I wish I could explain what is going on, but due to our society's pattern of shaming, stigmatizing, harming, and subsequently silencing... I can't. In order to protect, I cannot share, and that leaves me all alone. I have written, and deleted what it has been like. I have written, and deleted what I have felt and feared. It's not my tale to tell, not really.

And if one more person tells me to "paint the feelings" as a way to manage the stress of it all, I may give them a black eye. Or two. Perhaps the issue lies in the fact that it is not my angst that I would paint, but the suffering of another experienced from the outside - and that is what silences me more than anything else in the studio. Art is a place of joy for me, and when there is no joy I cannot create art. Art does not come from active fear, for me. Maybe painters of old were able to lock themselves away and explore their angst in paint, but in my dynamic circumstances I have neither the desire, irresponsible nature, nor the ability to shut everything else out and "just paint."

So, instead there has simply been quiet. I watched my paint dry up on my pallets. Heck, MOLD grew on one (the ever-wet pallet? Yeah, distilled water didn't stop that from happening. So, there's one marketing claim debunked.) Dust gathered on my easels. I missed deadlines and commitments, and I was embarrassed. I began to wonder if I even could paint anymore.

A little bit of hope worked its way in with some changes (that I yet again cannot mention), and as soon as the glimmer was there, I was able to at least go sit in my studio for a few minutes here and there. I've held onto that little light, and I'm working on making it grow. That nurturing of hope is what yielded these few paintings. I have more in progress now.

My Owl painting, Rae, is what really made me feel better. That made me think that maybe I haven't forgotten everything, or maybe I actually have something of worth as an artist still... You start to doubt everything, especially when you aren't painting and you see all your peers posting more and more work while you post nothing. You are effectively left behind, even if that's not true - art does not leave people behind. (But sometimes, oftentimes, it feels that way.)

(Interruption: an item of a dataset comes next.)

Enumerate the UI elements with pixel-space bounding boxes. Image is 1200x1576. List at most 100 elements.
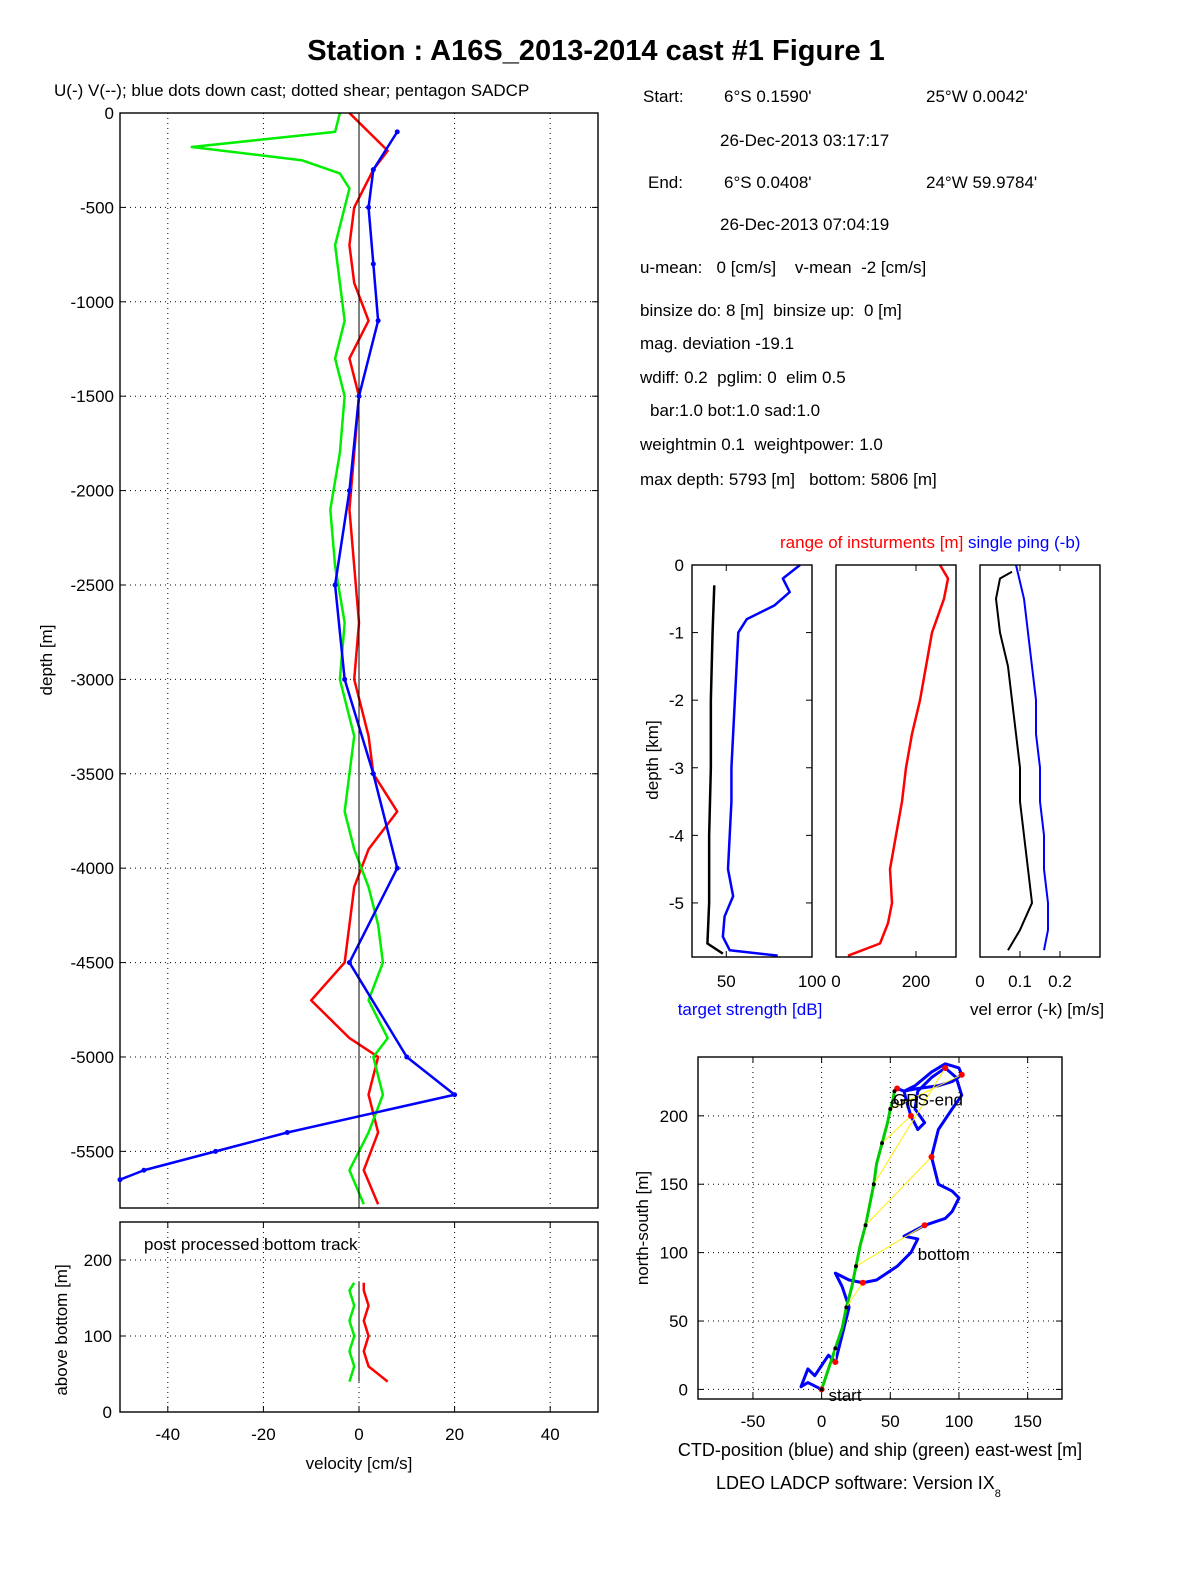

I am currently in the midst of trying to cling to the glimmers of hope, trying to be more than barely existing, and some big changes coming soon (that I will be able to talk about, but not quite yet.) I am in my studio now, and I will be painting in a few minutes. Little paintings right now, because I can finish them and give myself a small sense of accomplishment. I need that right now. I feel like it's the starting walk, that leads to a slow jog, then a fast one, and then a run in my studio. I want to run again!

So that's where I have been. That is the quiet I am living in. I have probably said more than I should have in this post, and yet left it vague enough to be irritating (sorry about both.) I hope to have a lot more positive things to share in the future!